The Court held, "This case involves little more than the application of our holding in Crawford v. Washington, 541 U.S. 36, 124 S. Ct. 1354, 158 L. Ed. 2d 177. The Sixth Amendment does not permit the prosecution to prove its case via ex parte out-of-court affidavits, and the admission of such evidence against Melendez-Diaz was error. The Court did not reach the question of whether the error was harmless, however, and remanded for a determination of that issue.

The case reached the Supreme Court in an unusual way, as the Supreme Judicial Court of Massachusetts denied review and thus the U.S. Supreme Court granted cert. from an opinion of the Appeals Court of Massachusetts.

Justice Antonin Scalia wrote the opinion for the Court, applying his ruling in Crawford v. Washington, 541 U.S. 36 (2004):

The Sixth Amendment to the United States Constitution, made applicable to the States via the Fourteenth Amendment, Pointer v. Texas, 380 U.S. 400, 403, 85 S. Ct. 1065, 13 L. Ed. 2d 923 (1965), provides that "[i]n all criminal prosecutions, the accused shall enjoy the right ... to be confronted with the witnesses against him." In Crawford, after reviewing the Clause's historical underpinnings, we held that it guarantees a defendant's right to confront those "who 'bear testimony'" against him. 541 U.S., at 51, 124 S. Ct. 1354, 158 L. Ed. 2d 177. A witness's testimony against a defendant is thus inadmissible unless the witness appears at trial or, if the witness is unavailable, the defendant had a prior opportunity for cross-examination. Id., at 54, 124 S. Ct. 1354, 158 L. Ed. 2d 177.
Our opinion described the class of testimonial statements covered by the Confrontation Clause as follows:
"Various formulations of this core class of testimonial statements exist: ex parte in-court testimony or its functional equivalent -- that is, material such as affidavits, custodial examinations, prior testimony that the defendant was unable to cross-examine, or similar pretrial statements that declarants would reasonably expect to be used prosecutorially; extrajudicial statements ... contained in formalized testimonial materials, such as affidavits, depositions, prior testimony, or confessions; statements that were made under circumstances which would lead an objective witness reasonably to believe that the statement would be available for use at a later trial." Id., at 51-52, 124 S. Ct. 1354, 158 L. Ed. 2d 177 (internal quotation marks and citations omitted).

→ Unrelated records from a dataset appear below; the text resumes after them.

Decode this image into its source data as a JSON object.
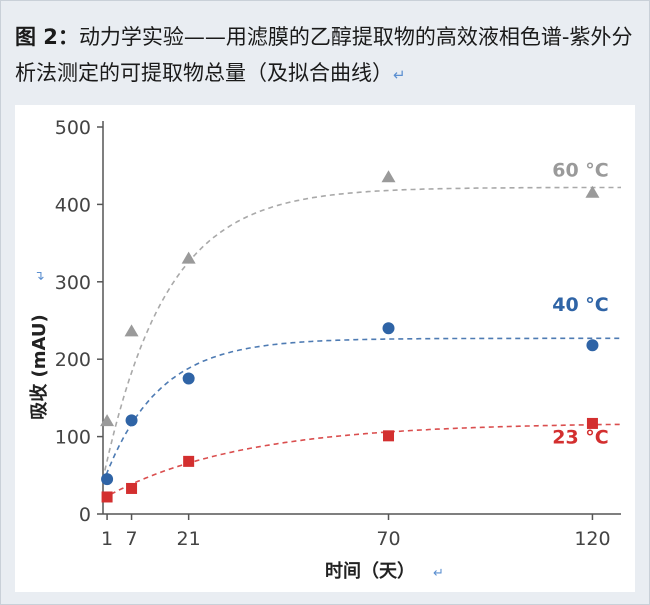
{
  "caption": {
    "figure_label": "图 2：",
    "text": "动力学实验——用滤膜的乙醇提取物的高效液相色谱-紫外分析法测定的可提取物总量（及拟合曲线）",
    "return_mark": "↵"
  },
  "chart_data": {
    "type": "scatter",
    "xlabel": "时间（天）",
    "ylabel": "吸收 (mAU)",
    "xlim": [
      0,
      127
    ],
    "ylim": [
      0,
      500
    ],
    "x_ticks": [
      1,
      7,
      21,
      70,
      120
    ],
    "y_ticks": [
      0,
      100,
      200,
      300,
      400,
      500
    ],
    "series": [
      {
        "name": "60 °C",
        "color": "#9a9a9a",
        "marker": "triangle",
        "points": [
          [
            1,
            120
          ],
          [
            7,
            236
          ],
          [
            21,
            330
          ],
          [
            70,
            435
          ],
          [
            120,
            415
          ]
        ],
        "fit": {
          "plateau": 422,
          "start": 45,
          "rate": 0.065
        }
      },
      {
        "name": "40 °C",
        "color": "#2f64a6",
        "marker": "circle",
        "points": [
          [
            1,
            45
          ],
          [
            7,
            121
          ],
          [
            21,
            175
          ],
          [
            70,
            240
          ],
          [
            120,
            218
          ]
        ],
        "fit": {
          "plateau": 227,
          "start": 40,
          "rate": 0.075
        }
      },
      {
        "name": "23 °C",
        "color": "#d32f2f",
        "marker": "square",
        "points": [
          [
            1,
            22
          ],
          [
            7,
            33
          ],
          [
            21,
            68
          ],
          [
            70,
            101
          ],
          [
            120,
            117
          ]
        ],
        "fit": {
          "plateau": 118,
          "start": 20,
          "rate": 0.03
        }
      }
    ]
  }
}
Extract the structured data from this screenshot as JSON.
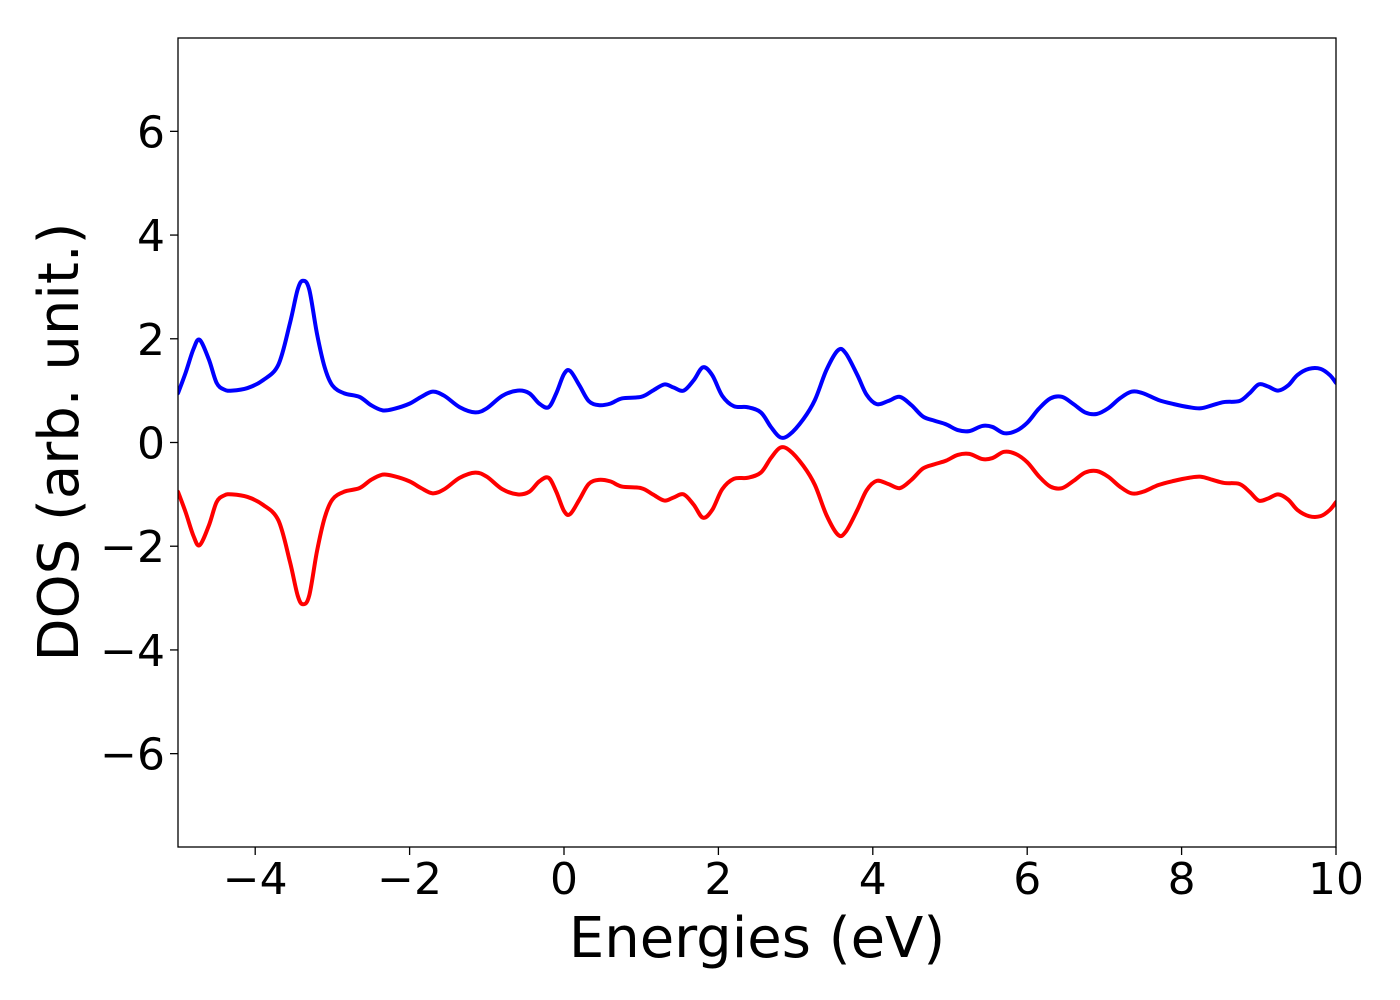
{
  "chart_data": {
    "type": "line",
    "title": "",
    "xlabel": "Energies (eV)",
    "ylabel": "DOS (arb. unit.)",
    "xlim": [
      -5,
      10
    ],
    "ylim": [
      -7.8,
      7.8
    ],
    "x_ticks": [
      -4,
      -2,
      0,
      2,
      4,
      6,
      8,
      10
    ],
    "x_tick_labels": [
      "−4",
      "−2",
      "0",
      "2",
      "4",
      "6",
      "8",
      "10"
    ],
    "y_ticks": [
      -6,
      -4,
      -2,
      0,
      2,
      4,
      6
    ],
    "y_tick_labels": [
      "−6",
      "−4",
      "−2",
      "0",
      "2",
      "4",
      "6"
    ],
    "grid": false,
    "legend": false,
    "series": [
      {
        "color": "#0000ff",
        "points": [
          [
            -5.0,
            0.95
          ],
          [
            -4.9,
            1.35
          ],
          [
            -4.8,
            1.8
          ],
          [
            -4.72,
            1.98
          ],
          [
            -4.6,
            1.6
          ],
          [
            -4.5,
            1.15
          ],
          [
            -4.4,
            1.02
          ],
          [
            -4.3,
            1.0
          ],
          [
            -4.1,
            1.05
          ],
          [
            -3.9,
            1.2
          ],
          [
            -3.7,
            1.5
          ],
          [
            -3.55,
            2.3
          ],
          [
            -3.45,
            2.95
          ],
          [
            -3.38,
            3.12
          ],
          [
            -3.3,
            2.95
          ],
          [
            -3.2,
            2.1
          ],
          [
            -3.1,
            1.45
          ],
          [
            -3.0,
            1.1
          ],
          [
            -2.85,
            0.95
          ],
          [
            -2.65,
            0.88
          ],
          [
            -2.5,
            0.72
          ],
          [
            -2.35,
            0.62
          ],
          [
            -2.2,
            0.65
          ],
          [
            -2.0,
            0.75
          ],
          [
            -1.85,
            0.88
          ],
          [
            -1.7,
            0.98
          ],
          [
            -1.55,
            0.9
          ],
          [
            -1.35,
            0.68
          ],
          [
            -1.15,
            0.58
          ],
          [
            -1.0,
            0.66
          ],
          [
            -0.8,
            0.9
          ],
          [
            -0.6,
            1.0
          ],
          [
            -0.45,
            0.95
          ],
          [
            -0.32,
            0.75
          ],
          [
            -0.2,
            0.68
          ],
          [
            -0.1,
            0.95
          ],
          [
            0.0,
            1.32
          ],
          [
            0.08,
            1.38
          ],
          [
            0.2,
            1.1
          ],
          [
            0.32,
            0.8
          ],
          [
            0.45,
            0.72
          ],
          [
            0.6,
            0.75
          ],
          [
            0.75,
            0.85
          ],
          [
            1.0,
            0.88
          ],
          [
            1.15,
            1.0
          ],
          [
            1.3,
            1.12
          ],
          [
            1.42,
            1.06
          ],
          [
            1.55,
            1.0
          ],
          [
            1.68,
            1.2
          ],
          [
            1.8,
            1.45
          ],
          [
            1.92,
            1.3
          ],
          [
            2.05,
            0.9
          ],
          [
            2.2,
            0.7
          ],
          [
            2.38,
            0.68
          ],
          [
            2.55,
            0.58
          ],
          [
            2.68,
            0.3
          ],
          [
            2.8,
            0.1
          ],
          [
            2.92,
            0.15
          ],
          [
            3.1,
            0.45
          ],
          [
            3.25,
            0.82
          ],
          [
            3.4,
            1.4
          ],
          [
            3.55,
            1.78
          ],
          [
            3.65,
            1.72
          ],
          [
            3.8,
            1.3
          ],
          [
            3.92,
            0.92
          ],
          [
            4.05,
            0.74
          ],
          [
            4.2,
            0.8
          ],
          [
            4.35,
            0.88
          ],
          [
            4.5,
            0.72
          ],
          [
            4.65,
            0.5
          ],
          [
            4.8,
            0.42
          ],
          [
            4.95,
            0.35
          ],
          [
            5.1,
            0.24
          ],
          [
            5.25,
            0.22
          ],
          [
            5.42,
            0.32
          ],
          [
            5.55,
            0.3
          ],
          [
            5.7,
            0.18
          ],
          [
            5.85,
            0.22
          ],
          [
            6.0,
            0.38
          ],
          [
            6.15,
            0.65
          ],
          [
            6.3,
            0.85
          ],
          [
            6.45,
            0.88
          ],
          [
            6.6,
            0.74
          ],
          [
            6.75,
            0.58
          ],
          [
            6.9,
            0.55
          ],
          [
            7.05,
            0.66
          ],
          [
            7.2,
            0.85
          ],
          [
            7.35,
            0.98
          ],
          [
            7.5,
            0.95
          ],
          [
            7.7,
            0.82
          ],
          [
            7.9,
            0.74
          ],
          [
            8.1,
            0.68
          ],
          [
            8.25,
            0.66
          ],
          [
            8.4,
            0.72
          ],
          [
            8.55,
            0.78
          ],
          [
            8.75,
            0.8
          ],
          [
            8.88,
            0.95
          ],
          [
            9.0,
            1.12
          ],
          [
            9.12,
            1.08
          ],
          [
            9.25,
            1.0
          ],
          [
            9.38,
            1.1
          ],
          [
            9.5,
            1.3
          ],
          [
            9.65,
            1.42
          ],
          [
            9.8,
            1.42
          ],
          [
            9.92,
            1.3
          ],
          [
            10.0,
            1.15
          ]
        ]
      },
      {
        "color": "#ff0000",
        "points": [
          [
            -5.0,
            -0.95
          ],
          [
            -4.9,
            -1.35
          ],
          [
            -4.8,
            -1.8
          ],
          [
            -4.72,
            -1.98
          ],
          [
            -4.6,
            -1.6
          ],
          [
            -4.5,
            -1.15
          ],
          [
            -4.4,
            -1.02
          ],
          [
            -4.3,
            -1.0
          ],
          [
            -4.1,
            -1.05
          ],
          [
            -3.9,
            -1.2
          ],
          [
            -3.7,
            -1.5
          ],
          [
            -3.55,
            -2.3
          ],
          [
            -3.45,
            -2.95
          ],
          [
            -3.38,
            -3.12
          ],
          [
            -3.3,
            -2.95
          ],
          [
            -3.2,
            -2.1
          ],
          [
            -3.1,
            -1.45
          ],
          [
            -3.0,
            -1.1
          ],
          [
            -2.85,
            -0.95
          ],
          [
            -2.65,
            -0.88
          ],
          [
            -2.5,
            -0.72
          ],
          [
            -2.35,
            -0.62
          ],
          [
            -2.2,
            -0.65
          ],
          [
            -2.0,
            -0.75
          ],
          [
            -1.85,
            -0.88
          ],
          [
            -1.7,
            -0.98
          ],
          [
            -1.55,
            -0.9
          ],
          [
            -1.35,
            -0.68
          ],
          [
            -1.15,
            -0.58
          ],
          [
            -1.0,
            -0.66
          ],
          [
            -0.8,
            -0.9
          ],
          [
            -0.6,
            -1.0
          ],
          [
            -0.45,
            -0.95
          ],
          [
            -0.32,
            -0.75
          ],
          [
            -0.2,
            -0.68
          ],
          [
            -0.1,
            -0.95
          ],
          [
            0.0,
            -1.32
          ],
          [
            0.08,
            -1.38
          ],
          [
            0.2,
            -1.1
          ],
          [
            0.32,
            -0.8
          ],
          [
            0.45,
            -0.72
          ],
          [
            0.6,
            -0.75
          ],
          [
            0.75,
            -0.85
          ],
          [
            1.0,
            -0.88
          ],
          [
            1.15,
            -1.0
          ],
          [
            1.3,
            -1.12
          ],
          [
            1.42,
            -1.06
          ],
          [
            1.55,
            -1.0
          ],
          [
            1.68,
            -1.2
          ],
          [
            1.8,
            -1.45
          ],
          [
            1.92,
            -1.3
          ],
          [
            2.05,
            -0.9
          ],
          [
            2.2,
            -0.7
          ],
          [
            2.38,
            -0.68
          ],
          [
            2.55,
            -0.58
          ],
          [
            2.68,
            -0.3
          ],
          [
            2.8,
            -0.1
          ],
          [
            2.92,
            -0.15
          ],
          [
            3.1,
            -0.45
          ],
          [
            3.25,
            -0.82
          ],
          [
            3.4,
            -1.4
          ],
          [
            3.55,
            -1.78
          ],
          [
            3.65,
            -1.72
          ],
          [
            3.8,
            -1.3
          ],
          [
            3.92,
            -0.92
          ],
          [
            4.05,
            -0.74
          ],
          [
            4.2,
            -0.8
          ],
          [
            4.35,
            -0.88
          ],
          [
            4.5,
            -0.72
          ],
          [
            4.65,
            -0.5
          ],
          [
            4.8,
            -0.42
          ],
          [
            4.95,
            -0.35
          ],
          [
            5.1,
            -0.24
          ],
          [
            5.25,
            -0.22
          ],
          [
            5.42,
            -0.32
          ],
          [
            5.55,
            -0.3
          ],
          [
            5.7,
            -0.18
          ],
          [
            5.85,
            -0.22
          ],
          [
            6.0,
            -0.38
          ],
          [
            6.15,
            -0.65
          ],
          [
            6.3,
            -0.85
          ],
          [
            6.45,
            -0.88
          ],
          [
            6.6,
            -0.74
          ],
          [
            6.75,
            -0.58
          ],
          [
            6.9,
            -0.55
          ],
          [
            7.05,
            -0.66
          ],
          [
            7.2,
            -0.85
          ],
          [
            7.35,
            -0.98
          ],
          [
            7.5,
            -0.95
          ],
          [
            7.7,
            -0.82
          ],
          [
            7.9,
            -0.74
          ],
          [
            8.1,
            -0.68
          ],
          [
            8.25,
            -0.66
          ],
          [
            8.4,
            -0.72
          ],
          [
            8.55,
            -0.78
          ],
          [
            8.75,
            -0.8
          ],
          [
            8.88,
            -0.95
          ],
          [
            9.0,
            -1.12
          ],
          [
            9.12,
            -1.08
          ],
          [
            9.25,
            -1.0
          ],
          [
            9.38,
            -1.1
          ],
          [
            9.5,
            -1.3
          ],
          [
            9.65,
            -1.42
          ],
          [
            9.8,
            -1.42
          ],
          [
            9.92,
            -1.3
          ],
          [
            10.0,
            -1.15
          ]
        ]
      }
    ]
  }
}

Justice Clarence Thomas, providing the pivotal fifth vote for the majority, limited its scope as follows:[1]

I write separately to note that I continue to adhere to my position that "the Confrontation Clause is implicated by extrajudicial statements only insofar as they are contained in formalized testimonial materials, such as affidavits, depositions, prior testimony, or confessions." I join the Court's opinion in this case because the documents at issue in this case "are quite plainly affidavits." As such, they "fall within the core class of testimonial statements" governed by the Confrontation Clause.

Justice Anthony Kennedy wrote a vigorous dissent, and was joined by Chief Justice John Roberts and Justices Stephen Breyer and Sam Alito.